NEW YORK (NEWSnet/AP) — Overdue credit card debt is at the highest level in more than a decade.

The share of debt considered severely delinquent, more than 90 days overdue, rose to 10.7% during first quarter 2024, according to Federal Reserve Bank of New York.

Bruce McClary, senior vice president at National Foundation for Credit Counseling, says people who face delinquency should connect with a nonprofit credit counselor.

Nonprofits can help to create a debt-management plan that has a lower interest rate, no late fee and a single payment each month, McClary said. Those plans may involve a maintenance fee, but it usually is offset by overall savings on debt.

McClary and Martin Lynch, president of Financial Counseling Association of America, urge borrowers to negotiate directly with a credit card company regarding interest rates and long-term payment arrangements. It’s in a company’s best interest if you pay before a debt goes to collections.
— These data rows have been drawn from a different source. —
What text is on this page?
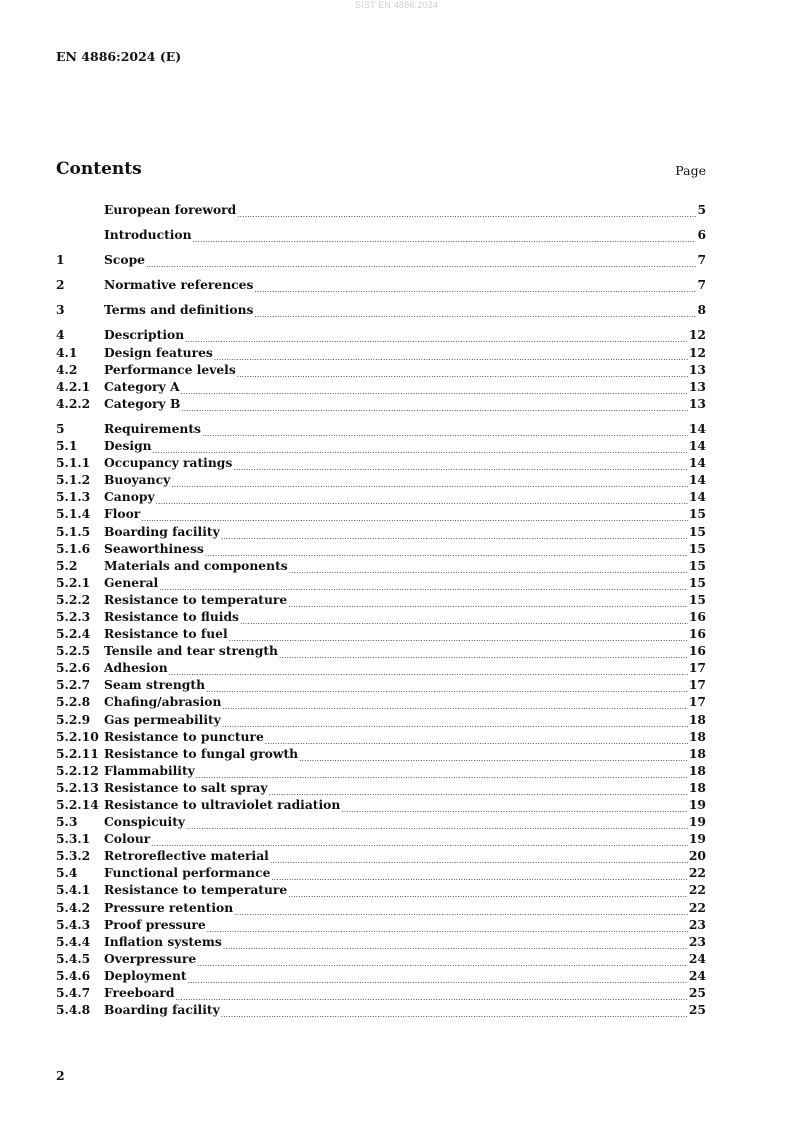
SIST EN 4886:2024
EN 4886:2024 (E)
Contents	Page
European foreword .....	5
Introduction .....	6
1	Scope .....	7
2	Normative references .....	7
3	Terms and definitions .....	8
4	Description .....	12
4.1	Design features .....	12
4.2	Performance levels .....	13
4.2.1	Category A .....	13
4.2.2	Category B .....	13
5	Requirements .....	14
5.1	Design .....	14
5.1.1	Occupancy ratings .....	14
5.1.2	Buoyancy .....	14
5.1.3	Canopy .....	14
5.1.4	Floor .....	15
5.1.5	Boarding facility .....	15
5.1.6	Seaworthiness .....	15
5.2	Materials and components .....	15
5.2.1	General .....	15
5.2.2	Resistance to temperature .....	15
5.2.3	Resistance to fluids .....	16
5.2.4	Resistance to fuel .....	16
5.2.5	Tensile and tear strength .....	16
5.2.6	Adhesion .....	17
5.2.7	Seam strength .....	17
5.2.8	Chafing/abrasion .....	17
5.2.9	Gas permeability .....	18
5.2.10 Resistance to puncture .....	18
5.2.11 Resistance to fungal growth .....	18
5.2.12 Flammability .....	18
5.2.13 Resistance to salt spray .....	18
5.2.14 Resistance to ultraviolet radiation .....	19
5.3	Conspicuity .....	19
5.3.1	Colour .....	19
5.3.2	Retroreflective material .....	20
5.4	Functional performance .....	22
5.4.1	Resistance to temperature .....	22
5.4.2	Pressure retention .....	22
5.4.3	Proof pressure .....	23
5.4.4	Inflation systems .....	23
5.4.5	Overpressure .....	24
5.4.6	Deployment .....	24
5.4.7	Freeboard .....	25
5.4.8	Boarding facility .....	25
2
“The best thing to do is to reach out, give an honest assessment of your ability to pay over time, and ask what options are available to you both ‘on and off-the-menu,’” McClary said. That kind of phrasing can give creditors an opening to offer more flexibility, he said.

McClary and other experts say most credit card companies have hardship programs available.

The average annual interest rate on a new credit card is 24.71%, according to LendingTree, the highest since the company began tracking in 2019.